Personele yazılar 9

Personele yazılar 9


 
Merhaba,

Benim gizlim saklım yoktur. X'e vermiş olduğum mektubu sizin de okumanızı ve onu işten çıkarma nedenlerimi öğrenip, kendi görüşünüze göre bir mantık ve vicdan muhasebesi yaparak, kimin haklı, kimin haksız olduğu konusunda, kendi düşüncenize sahip olmanızı özellikle istedim. 

Şark toplumlarında güçlü olmak önemlidir. Güçlü olan, mantık, vicdan dinlemeden, istediği her şeyi yapar. Benim dünya görüşümde, “güçlü-güçsüz” olmak değil, “haklı-haksız” olmak önemlidir. Ve ben, yaptığı birçok yanlışa rağmen, benim ilk personel kadromda olduğu için kendisine “özel” olarak sayısız kez şans tanıdığım, fakat kendisini her “güçlü” hissettiğinde, her ona ihtiyacım olduğunu gördüğünde, değişik bir ruh haline girerek (“dünyaları ben yarattım, bana muhtaçsın, her dediğimi yapmak zorundasın” ruh hali) beni hayal kırıklığına uğratan ve beni çok üzen X konusunda, “haklı” olduğumu düşünüyorum. 

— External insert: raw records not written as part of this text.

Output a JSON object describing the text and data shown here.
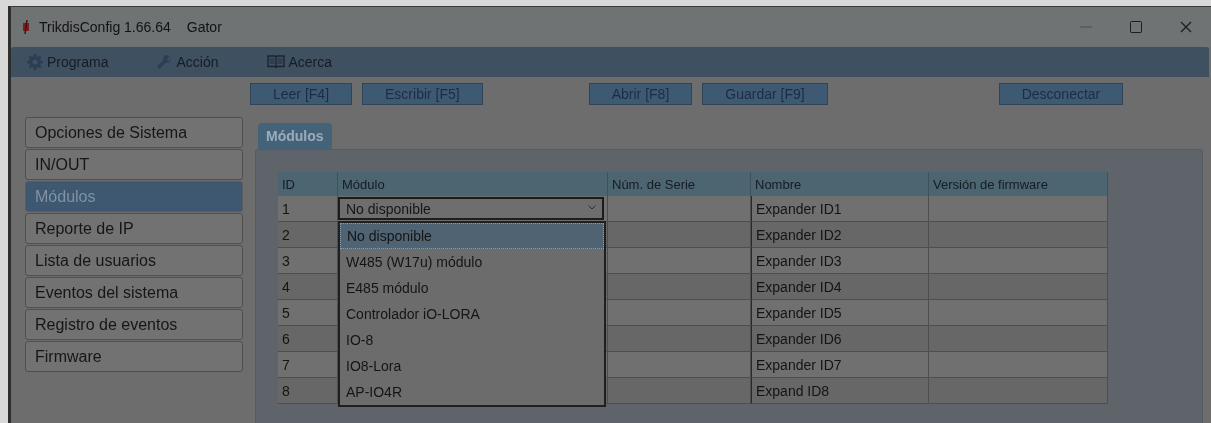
{
  "window": {
    "title": "TrikdisConfig 1.66.64",
    "device": "Gator"
  },
  "menu": [
    "Programa",
    "Acción",
    "Acerca"
  ],
  "toolbar": [
    [
      "Leer [F4]",
      "Escribir [F5]"
    ],
    [
      "Abrir [F8]",
      "Guardar [F9]"
    ],
    [
      "Desconectar"
    ]
  ],
  "sidebar": {
    "items": [
      {
        "label": "Opciones de Sistema",
        "selected": false
      },
      {
        "label": "IN/OUT",
        "selected": false
      },
      {
        "label": "Módulos",
        "selected": true
      },
      {
        "label": "Reporte de IP",
        "selected": false
      },
      {
        "label": "Lista de usuarios",
        "selected": false
      },
      {
        "label": "Eventos del sistema",
        "selected": false
      },
      {
        "label": "Registro de eventos",
        "selected": false
      },
      {
        "label": "Firmware",
        "selected": false
      }
    ]
  },
  "tabs": [
    {
      "label": "Módulos",
      "selected": true
    }
  ],
  "table": {
    "columns": [
      "ID",
      "Módulo",
      "Núm. de Serie",
      "Nombre",
      "Versión de firmware"
    ],
    "rows": [
      {
        "id": "1",
        "name": "Expander ID1"
      },
      {
        "id": "2",
        "name": "Expander ID2"
      },
      {
        "id": "3",
        "name": "Expander ID3"
      },
      {
        "id": "4",
        "name": "Expander ID4"
      },
      {
        "id": "5",
        "name": "Expander ID5"
      },
      {
        "id": "6",
        "name": "Expander ID6"
      },
      {
        "id": "7",
        "name": "Expander ID7"
      },
      {
        "id": "8",
        "name": "Expand ID8"
      }
    ]
  },
  "module_dropdown": {
    "value": "No disponible",
    "expanded": true,
    "options": [
      {
        "label": "No disponible",
        "selected": true
      },
      {
        "label": "W485 (W17u) módulo",
        "selected": false
      },
      {
        "label": "E485 módulo",
        "selected": false
      },
      {
        "label": "Controlador iO-LORA",
        "selected": false
      },
      {
        "label": "IO-8",
        "selected": false
      },
      {
        "label": "IO8-Lora",
        "selected": false
      },
      {
        "label": "AP-IO4R",
        "selected": false
      }
    ]
  }
}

İnsan ilişkilerinde bence en önemli iki konu, “saygı” ve “güven” duygularıdır. “Bunlar ortadan kalktığında, geriye hiç bir şey kalmaz. Ne yazık ki, tüm yaşadıklarımdan sonra, bende X'e karşı bu iki duygu kalmadı ve (samimi olarak söylüyorum, özellikle ailesi ve çocukları için son derece üzülerek) işten çıkarma kararını aldım. 

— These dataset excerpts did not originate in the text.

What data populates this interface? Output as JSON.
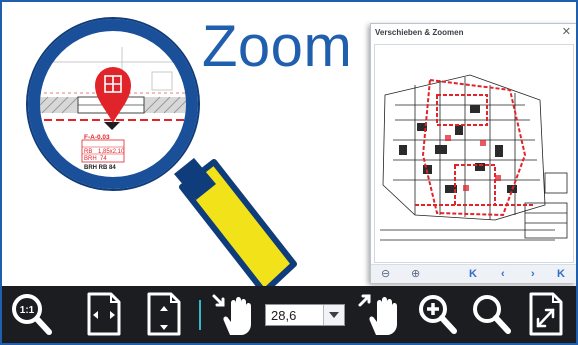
{
  "headline": "Zoom",
  "magnifier": {
    "plan_labels": [
      "F-A-0.03",
      "RB",
      "1,85x2,10",
      "BRH",
      "74",
      "BRH RB 84"
    ]
  },
  "nav_panel": {
    "title": "Verschieben & Zoomen",
    "close_glyph": "✕",
    "nav_buttons": [
      "⊖",
      "⊕",
      "K",
      "‹",
      "›",
      "K"
    ]
  },
  "toolbar": {
    "zoom_value": "28,6",
    "buttons": [
      {
        "name": "zoom-actual-size-button",
        "icon": "magnifier-1to1-icon"
      },
      {
        "name": "fit-width-button",
        "icon": "fit-width-icon"
      },
      {
        "name": "fit-height-button",
        "icon": "fit-height-icon"
      },
      {
        "name": "shrink-button",
        "icon": "shrink-arrows-icon"
      },
      {
        "name": "pan-hand-button",
        "icon": "hand-icon"
      },
      {
        "name": "expand-hand-button",
        "icon": "expand-hand-icon"
      },
      {
        "name": "zoom-in-button",
        "icon": "zoom-in-icon"
      },
      {
        "name": "zoom-out-button",
        "icon": "search-icon"
      },
      {
        "name": "fit-page-button",
        "icon": "fit-page-icon"
      }
    ]
  },
  "colors": {
    "brand_blue": "#1f5fae",
    "toolbar_bg": "#1b1d21",
    "accent_cyan": "#35b9c9",
    "pin_red": "#e1232a",
    "handle_yellow": "#f2e21a"
  }
}
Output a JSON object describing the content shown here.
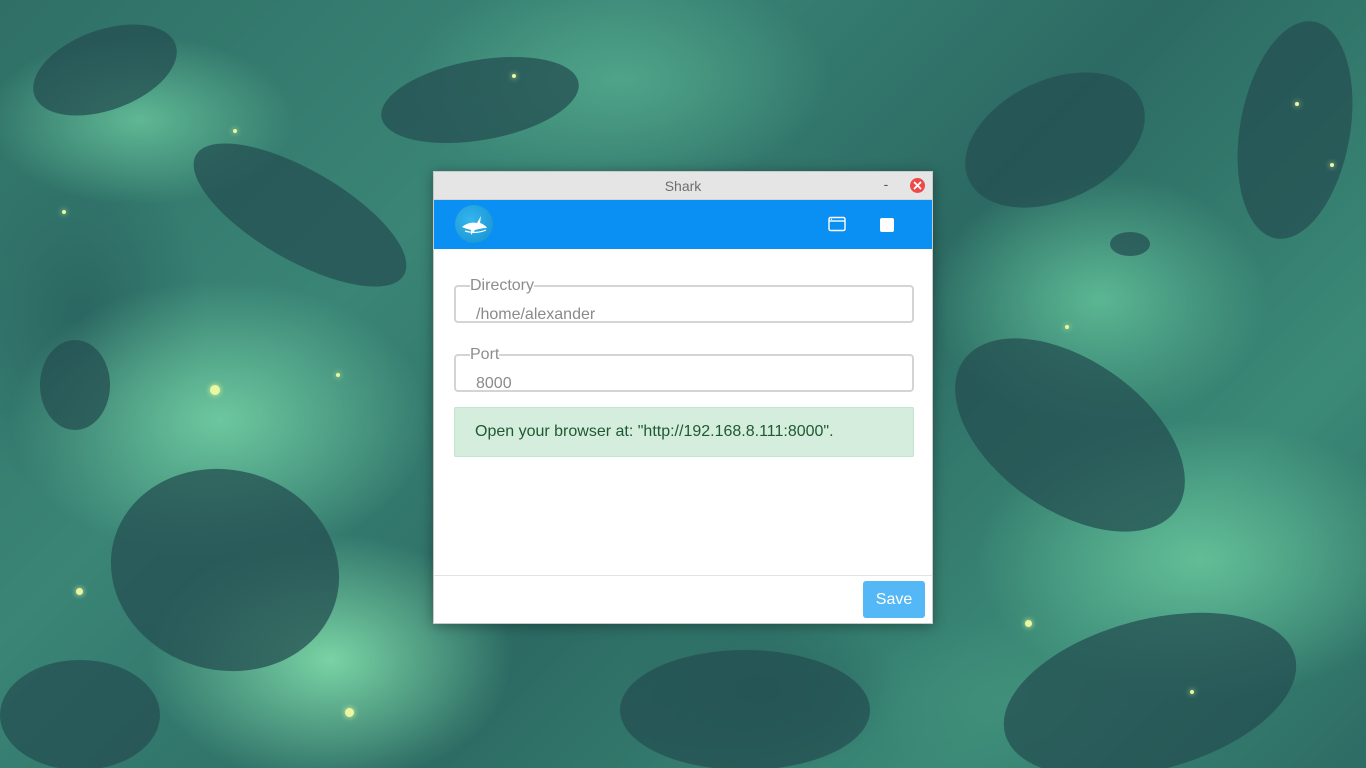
{
  "window": {
    "title": "Shark",
    "minimize_label": "-",
    "minimize_icon": "minimize-icon",
    "close_icon": "close-icon"
  },
  "header": {
    "logo_icon": "shark-logo-icon",
    "browser_icon": "browser-window-icon",
    "stop_icon": "stop-icon",
    "accent_color": "#0a8ff2"
  },
  "form": {
    "directory": {
      "label": "Directory",
      "value": "/home/alexander"
    },
    "port": {
      "label": "Port",
      "value": "8000"
    }
  },
  "alert": {
    "message": "Open your browser at: \"http://192.168.8.111:8000\".",
    "background_color": "#d5eddd",
    "text_color": "#1e5a2f"
  },
  "footer": {
    "save_label": "Save",
    "save_color": "#55b8f6"
  }
}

Bundan sonra da yoluma sadece, karakterine, iş ahlakına saygı ve güven duyduğum, beni anlayan kişiler ile devam edeceğim. Sizin bu özelliklere sahip olduğunuza inanıyorum. Fakat içinizde X'e bir haksızlık yaptığımı düşünen varsa, bunu bana şimdi söylemesini ve benim neden bu kararı aldığımın açıklamasını tüm detayları ile dinlemesini rica ediyorum.

Benim hayattaki en büyük zenginliğim, geçmişe dönüp baktığımda, veremeyecek hesabım olmamasıdır.